The judgment in Alteo Energy Ltd and another v Director-General, Mauritius Revenue Authority [2026] UKPC 27 provides important clarity on the meaning of ‘core income generating activities’ for purposes of the substance-based exemptions that apply across multiple categories of income.
In this case, the Judicial Committee of the Privy Council dismissed the Mauritius Revenue Authority’s (MRA) appeal and confirmed that a Mauritius-resident operating company receiving incidental interest income is entitled to the 80% partial exemption under item 7 of Sub-part B of Part II of the Second Schedule to the Income Tax Act 1995 (ITA). This is provided that it carries out the core activities generating that income in Mauritius with adequate substance.
Background
As part of Mauritius’s response to OECD BEPS Action 5 concerns regarding harmful tax practices, the global business company preferential tax regime was replaced by a substance-based partial exemption framework with effect from 1 January 2019.
Under item 7 of Sub-part B of Part II of the Second Schedule to the ITA, 80% of interest income derived by a qualifying company is exempt from income tax, subject to the company satisfying substance conditions prescribed in regulation 23D(2) of the Income Tax Regulations 1996.
These conditions require the company to: (i) carry out its ‘core income generating activities’ in Mauritius; (ii) employ an adequate number of suitably qualified persons to conduct those activities; and (iii) incur minimum expenditure proportionate to its level of activities. The same formula is used across multiple exemption items in the Second Schedule (including ship/ aircraft leasing and reinsurance income), with only the list of activities varying.
The facts
Alteo Energy Ltd (Alteo) is incorporated and domiciled in Mauritius and principally engaged in electricity production, with sales to the Central Electricity Board accounting for 95.7% of its total income in the 2019/20 tax year. Alteo also received interest on certain loans it had made, representing approximately 0.25% of its total income – an amount incidental to its main business.
The MRA denied the 80% partial exemption on this interest income on the basis that Alteo’s core business activities were electricity production rather than money-lending. The Assessment Review Committee upheld the MRA’s position. The Supreme Court of Mauritius allowed Alteo’s appeal, though on reasoning subsequently found to be incorrect by the Privy Council.
The issue before the Privy Council
The central question was whether Alteo satisfied the first substance condition in regulation 23D(2)(a)-that it ‘carries out its core income generating activities in Mauritius’.
Two sub-issues arose:
- does ‘income’ refer to all of the company’s income or only the specific category of income eligible for the exemption (ie interest)?; and
- does ‘core’ require the income-generating activities to be the company’s core business, or merely that the essential activities generating that specific income are conducted in Mauritius?
The decision
The Board (Lord Leggatt delivering the judgment) dismissed the MRA’s appeal, holding as follows:
On ‘income’: The Supreme Court was wrong to interpret ‘income’ as referring to all of the company’s income. It means only income of the type capable of benefiting from the specific exemption (here, interest income).

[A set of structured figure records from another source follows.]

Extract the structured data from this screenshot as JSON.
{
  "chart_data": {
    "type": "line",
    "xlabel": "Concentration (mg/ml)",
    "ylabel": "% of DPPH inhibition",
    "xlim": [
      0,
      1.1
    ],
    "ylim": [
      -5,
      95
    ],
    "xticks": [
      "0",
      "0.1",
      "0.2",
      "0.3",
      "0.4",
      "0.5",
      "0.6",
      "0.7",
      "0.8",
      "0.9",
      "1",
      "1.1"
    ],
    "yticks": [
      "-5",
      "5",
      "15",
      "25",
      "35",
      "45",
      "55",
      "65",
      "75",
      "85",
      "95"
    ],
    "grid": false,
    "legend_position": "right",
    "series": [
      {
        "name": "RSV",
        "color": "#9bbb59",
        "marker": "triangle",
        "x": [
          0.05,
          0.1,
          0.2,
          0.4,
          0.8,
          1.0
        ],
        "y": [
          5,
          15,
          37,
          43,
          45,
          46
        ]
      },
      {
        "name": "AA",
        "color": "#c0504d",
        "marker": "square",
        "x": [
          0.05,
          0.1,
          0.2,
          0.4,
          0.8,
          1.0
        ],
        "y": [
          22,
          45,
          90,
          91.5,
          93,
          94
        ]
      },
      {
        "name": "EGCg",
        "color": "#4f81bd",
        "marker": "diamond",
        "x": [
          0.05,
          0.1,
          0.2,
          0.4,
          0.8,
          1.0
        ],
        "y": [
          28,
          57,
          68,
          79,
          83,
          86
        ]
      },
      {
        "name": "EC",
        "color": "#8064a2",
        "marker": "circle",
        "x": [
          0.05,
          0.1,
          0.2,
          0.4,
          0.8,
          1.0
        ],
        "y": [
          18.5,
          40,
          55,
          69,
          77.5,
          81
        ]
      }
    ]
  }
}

This follows from the function of regulation 23D(2) as a gateway to the item 7 exemption, reflects the OECD substantial activity requirement’s purpose of linking specific exempted income to the core activities producing it, and is confirmed by the use of the same formula across multiple exemption items with only the illustrative activities varying.
On ‘core’: The word ‘core’ qualifies ‘income generating activities’. It requires that the essential activities generating the relevant income are carried out in Mauritius. It does not impose a requirement that the income-generating activity be the company’s principal or central business. The regulation does not restrict the nature of the company’s business; it merely requires that wherever the relevant income-generating activities are performed, they be located in Mauritius.
Application: Since all of Alteo’s activities were carried out in Mauritius with adequate qualified staff and proportionate expenditure, the substance conditions were satisfied. The Board preferred a broader view of Alteo’s operations (focusing on the substance of the company’s activities as a whole) particularly given that the interest was an incidental by-product of its main electricity business.
Key takeaways
This Privy Council ruling is of direct relevance to global business companies and other Mauritius-resident entities relying on the substance-based partial exemptions in Part II of the Second Schedule to the ITA. The decision clarifies that:
- The substance test is assessed by reference to the specific category of income for which the exemption is claimed, not the company’s total income.
- A company need not have the relevant income-generating activity as its core business to qualify. Incidental income (such as interest on loans made by an operating company) can benefit from the partial exemption provided the activities generating it are genuinely carried out in Mauritius with adequate substance.
- The MRA cannot deny the partial exemption merely because the income-generating activity is not the company’s principal business line.
- The same reasoning applies to the other exemption items using the identical ‘core income generating activities’ formula (eg ship/ aircraft leasing under item 42 and reinsurance income under item 46).
This decision provides helpful comfort to Mauritius-resident companies, including operating companies outside the traditional ‘global business’ sector, that receive incidental interest or other item-specific exempt income alongside a different principal business, provided genuine substance in Mauritius is maintained.